“Hey,” I called down Shippen Street to a fellow walking toward me, “Are you coming from the dry cleaners?” I was headed to a Multipliers group meeting in downtown Lancaster, Pa.
The man was carrying a shirt that looked like it had come from the dry cleaners, but he responded, “No, I am going to graduation at Millersville.” We stopped and talked; I prayed for his graduation and learned that he was a fellow believer, considering an internship at a church. Two total strangers, praying together in the street. What on earth made me call out and initiate that interaction?
Obedience. That’s one of the four pillars of EMM's discipleship philosophy: relationship, obedience, transformation, and multiplication. Those four are also the core values of Multipliers, a nine-month small group program that explores simple disciple-making principles and provides accountability and encouragement to live them out.
My short encounter on Shippen Street was a direct result of my involvement in Multipliers. For the past nine months, a group from my church, Byerland Mennonite, has participated. Multipliers is an EMM training that was originally designed for YES team alumni who wanted to apply their training locally. In 2014, EMM opened Multipliers to others.

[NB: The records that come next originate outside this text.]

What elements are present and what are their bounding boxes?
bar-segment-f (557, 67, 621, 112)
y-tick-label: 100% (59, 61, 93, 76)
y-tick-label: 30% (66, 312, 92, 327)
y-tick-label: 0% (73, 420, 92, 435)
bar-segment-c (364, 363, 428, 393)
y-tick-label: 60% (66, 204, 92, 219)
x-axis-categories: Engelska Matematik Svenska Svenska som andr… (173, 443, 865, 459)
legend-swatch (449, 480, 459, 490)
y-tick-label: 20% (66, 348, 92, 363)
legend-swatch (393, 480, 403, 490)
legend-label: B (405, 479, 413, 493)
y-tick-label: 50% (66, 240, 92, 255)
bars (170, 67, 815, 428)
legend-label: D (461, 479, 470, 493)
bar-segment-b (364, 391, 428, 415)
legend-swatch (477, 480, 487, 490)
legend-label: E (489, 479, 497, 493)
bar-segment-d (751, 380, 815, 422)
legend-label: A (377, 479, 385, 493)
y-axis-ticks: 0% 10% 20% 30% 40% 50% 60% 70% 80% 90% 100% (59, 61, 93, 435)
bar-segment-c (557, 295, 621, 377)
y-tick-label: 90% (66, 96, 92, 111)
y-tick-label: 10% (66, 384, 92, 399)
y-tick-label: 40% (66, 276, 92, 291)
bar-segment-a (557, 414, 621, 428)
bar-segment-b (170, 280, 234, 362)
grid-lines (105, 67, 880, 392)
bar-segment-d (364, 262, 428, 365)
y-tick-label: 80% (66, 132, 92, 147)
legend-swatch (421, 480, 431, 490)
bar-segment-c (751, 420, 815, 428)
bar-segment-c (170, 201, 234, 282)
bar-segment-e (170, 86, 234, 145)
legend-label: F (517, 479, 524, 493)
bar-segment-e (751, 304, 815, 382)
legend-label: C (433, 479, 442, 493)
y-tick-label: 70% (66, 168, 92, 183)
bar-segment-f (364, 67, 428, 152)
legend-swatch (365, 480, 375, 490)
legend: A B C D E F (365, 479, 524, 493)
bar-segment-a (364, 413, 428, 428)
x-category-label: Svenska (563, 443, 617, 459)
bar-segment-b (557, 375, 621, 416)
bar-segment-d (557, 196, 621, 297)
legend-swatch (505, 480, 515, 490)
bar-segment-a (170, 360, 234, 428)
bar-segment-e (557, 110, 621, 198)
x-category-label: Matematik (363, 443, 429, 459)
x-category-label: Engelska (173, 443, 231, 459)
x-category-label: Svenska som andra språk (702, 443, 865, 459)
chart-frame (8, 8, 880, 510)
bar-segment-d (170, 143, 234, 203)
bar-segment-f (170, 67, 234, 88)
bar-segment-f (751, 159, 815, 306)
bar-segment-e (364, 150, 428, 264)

The church I pastor, Byerland Mennonite Church, heard about Multipliers at the EMM pastors’ breakfast in March 2014. At the breakfast, EMM Discipleship Coach Troy Landis shared about Multipliers and invited pastors to join the group in the fall. We talked with Troy right away about how Byerland could get involved, and Barbee Myer, our discipleship ministry team leader, led the process for Byerland. Seven members from Byerland enrolled in early summer, and we (along with two from other congregations) met every other Saturday for a total of 16 times between October and May.
In addition to meeting every other Saturday, we also split into smaller groups called Life Transformation Groups (LTG). These were peer meetings focused on “filling up” spiritually. Our topics came out of the core values and Troy’s assignments, such as praying with someone you don’t know. These times were transformational for me. As a pastor, I have the work of shepherding, proclaiming, declaring, teaching, praying, administrating, and a lot of other things that pastors do. But I recognized that I had been falling short in discipleship matters because of the work of pastoring and other life events. I was meeting with my overseer every month, experiencing solitude, and working at personal growth as a disciple of Jesus but I desired to be more engaged in the mission of God. Multipliers brought me into an arena where the ground was level for everyone. I was not the pastor of the group, I was one of the group. In the LTG setting, we were just two men meeting together for accountability and prayer.
We learned the key ingredients for making disciples who make disciples: relationship with God in solitude establishes an intimacy born out of the Word of God and prayer. Obedience comes out of that solitude and becomes application, which results in transformation; that is, transformational stories of God at work in our daily life in relationships with others. Then multiplication happens in intentional relationships with others.
This fall, we at Byerland are doing Multipliers again; three groups of eight are going through the training. Transformation and multiplication are happening! Each of us can play a part.
In Multipliers I discovered our need to bring discipleship back to the basics: relationship with God and with others, accountability, and action. That’s why I interacted with the young fellow on Shippen Street. Multiplication happened as he took that experience and shared it with his family at the graduation. And that day when he and I parted, we were both encouraged. Hopefully my story also challenges you to do the same, to plant seeds in others’ lives and urge them to live for Jesus.
Joe Garber is pastor of Byerland Mennonite Church in Willow Street, Pa.